While the tower industry will definitely lose sites and money as a result of the merger, Keith Pennachio, EVP at SQUAN, said the deal will make the carriers more competitive, which will be good for the tower industry in the long run.
“The T-Mobile/Sprint merger has me somewhat conflicted,” he said. “I think that from a high level point of view, the industry needs the consolidation and the timing feels right. The amount of spectrum Sprint owns combined with the forward-thinking ‘un-carrier’ attitude of T-Mobile makes the merger formidable for the competition of the combined entity. Sprint’s debt load is unsustainable in the long run, which could hamper CAPEX spend for 5G deployment on the broadest scale. It’s only a matter of time before cash constraints put Sprint further behind.”
Legere and Sprint CEO Marcelo Claure appeared on CNBC’s “Squawk on the Street” to discuss how the merger would result in an increase in jobs, benefit competition and push the United States toward 5G technology. All talking points for the regulators.
One of the biggest fears when a merger is announced is that infrastructure buildout may be put on hold. Claure said his company will not back off during the regulatory review period. Claure and Legere expect the merger approval process to take 18 months.
“We’re gonna continue to attract AT&T, T-Mobile, and Verizon customers into the Sprint network,” Claure said. “We’re going to invest. This is gonna be the largest investment in Sprint in terms of continuing to build our 5G network. So we’re competitors and we’re gonna continue to run the company the same way the last four years.”
Sprint and T-Mobile US each account for 8 percent of American Tower’s consolidated property revenues. On sites where both companies had separate leases for antenna space, the revenue generated from Sprint and T-Mobile represent 4 percent and 3 percent of American Tower’s consolidated property revenues, respectively. The average lease term on these sites with Sprint and T-Mobile US is three to four years.
Ken Schmidt, Steel in the Air, wrote that Sprint/Nextel sold its towers to SBA Communications, Crown Castle and American Tower, while T-Mobile sold its towers to Crown Castle and American Tower. T-Mobile was the anchor on many of the build-to-suit towers purchased by SBA.
“So, looking at same-company towers ignores nearby cell sites on towers by other tower companies and even worse, those macrocells on non-tower company structures like buildings, water towers, and billboard,” Schmidt wrote. “They indicate that 35,000 sites will be terminated which will almost all likely be Sprint sites and many of which are not on towers where T-Mobile is as well but on other towers nearby.”
MoffettNathanson Analyst Nick Del Deo wrote that the deal would not be good for towers, but he held that a consolidated T-Mobile/Sprint would create room in the wireless market for a new entrant. The obvious possibility would come in the form of a combined Charter/Comcast. Interestingly, in the first quarter of this year, Comcast added more postpaid phone customers than AT&T and Verizon combined.

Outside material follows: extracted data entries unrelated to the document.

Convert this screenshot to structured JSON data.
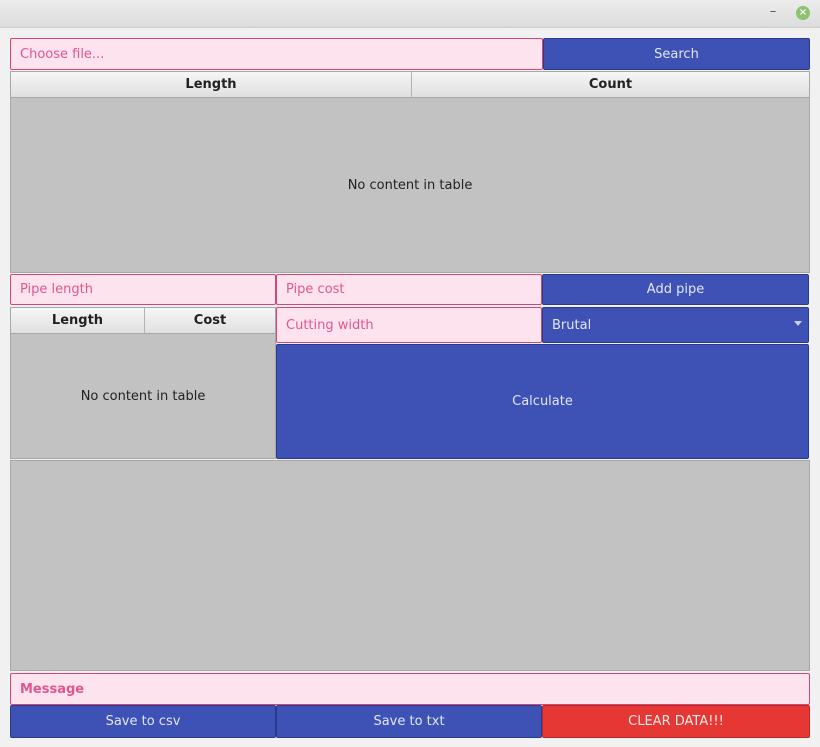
{
  "window": {
    "minimize_glyph": "–",
    "close_glyph": "×"
  },
  "file": {
    "placeholder": "Choose file...",
    "search_label": "Search"
  },
  "counts_table": {
    "columns": [
      "Length",
      "Count"
    ],
    "empty_text": "No content in table"
  },
  "pipe_inputs": {
    "length_placeholder": "Pipe length",
    "cost_placeholder": "Pipe cost",
    "add_label": "Add pipe"
  },
  "pipes_table": {
    "columns": [
      "Length",
      "Cost"
    ],
    "empty_text": "No content in table"
  },
  "cutting": {
    "placeholder": "Cutting width"
  },
  "algorithm": {
    "selected": "Brutal"
  },
  "calculate_label": "Calculate",
  "message": {
    "placeholder": "Message"
  },
  "footer": {
    "save_csv": "Save to csv",
    "save_txt": "Save to txt",
    "clear": "CLEAR DATA!!!"
  },
  "colors": {
    "primary": "#3e51b5",
    "danger": "#e53734",
    "field_bg": "#fde3ee",
    "field_border": "#d2477a",
    "panel_bg": "#c1c2c1"
  }
}
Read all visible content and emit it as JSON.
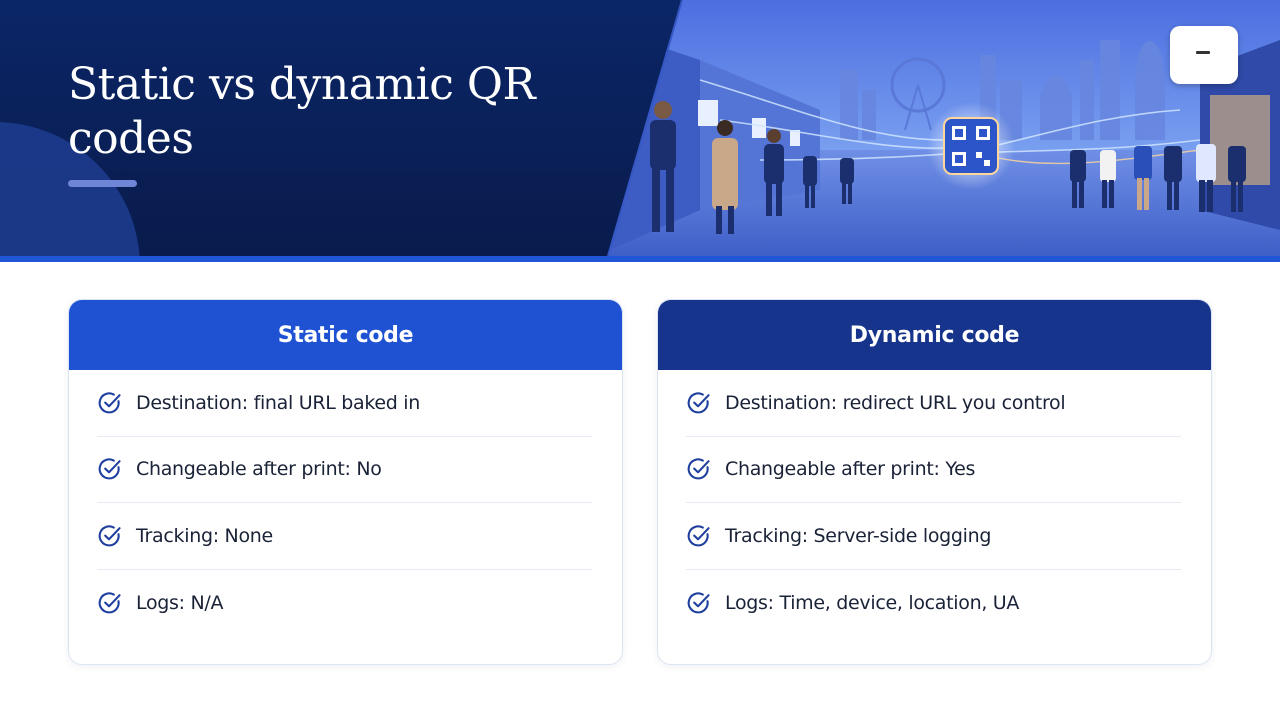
{
  "header": {
    "title": "Static vs dynamic QR codes"
  },
  "colors": {
    "banner_navy": "#0b2667",
    "static_header": "#1f52d3",
    "dynamic_header": "#17348d",
    "accent_line": "#1f56d8"
  },
  "cards": {
    "static": {
      "title": "Static code",
      "items": [
        "Destination: final URL baked in",
        "Changeable after print: No",
        "Tracking: None",
        "Logs: N/A"
      ]
    },
    "dynamic": {
      "title": "Dynamic code",
      "items": [
        "Destination: redirect URL you control",
        "Changeable after print: Yes",
        "Tracking: Server-side logging",
        "Logs: Time, device, location, UA"
      ]
    }
  },
  "icons": {
    "list_marker": "check-circle-icon",
    "hero": "qr-code-icon"
  }
}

“If successfully concluded, [the Sprint/T-Mobile deal] would be a negative for the Towers, at least in the medium-term (if consolidation stimulated the entry of a new fourth player, it could be modestly positive over the long-term),” Del Deo wrote.
Now It’s Up to the Feds
The resulting company, which will use the T-Mobile name, Legere will have pro forma revenue this year of $75 billion, and service revenue is $55B to $57B. In 2025, he projected the merged entity would generate $16 – $18 billion dollars of free cash flow. The company would also have 67 percent market share, inviting close scrutiny by the feds.
The deal will soon be examined by the Department of Justice, which will judge whether it reduces competition in the marketplace Legere wasted no time in making his case that the merger will be healthy for the marketplace. He made the case the DoJ must approve the merger to allow the United States compete global in the so-called race to 5G, citing the CTIA study that said China is ahead.
“It’s the early innovation cycle of 5G,” Legere said. “We are behind China. This is not something we can allow. This will be the first company — because of our available spectrum in the 600 MHz and 2.5 GHz bands – to build the nationwide broad coverage 5G service.”
Legere expects that the new T-Mobile’s $40B investment will push AT&T, Verizon and Comcast to pony up an additional $20B.
“That’s a story that Washington wants to hear,” he said. “It’s not about four to three. It’s about zero to one [5G network]. “This deal will get approved because it’s great for the United States.”
Claure said the merger is unique, and ostensibly should be approved by regulators, because it will allow T-Mobile and Sprint to build a 5G network that will be more competitive in the marketplace.
“We’re actually going to offer the best products, best services at lower prices,” he said. “So we plan to make the market more competitive. You’ve seen two disruptive companies, T-Mobile and Sprint. Together, we can turbo charge that.”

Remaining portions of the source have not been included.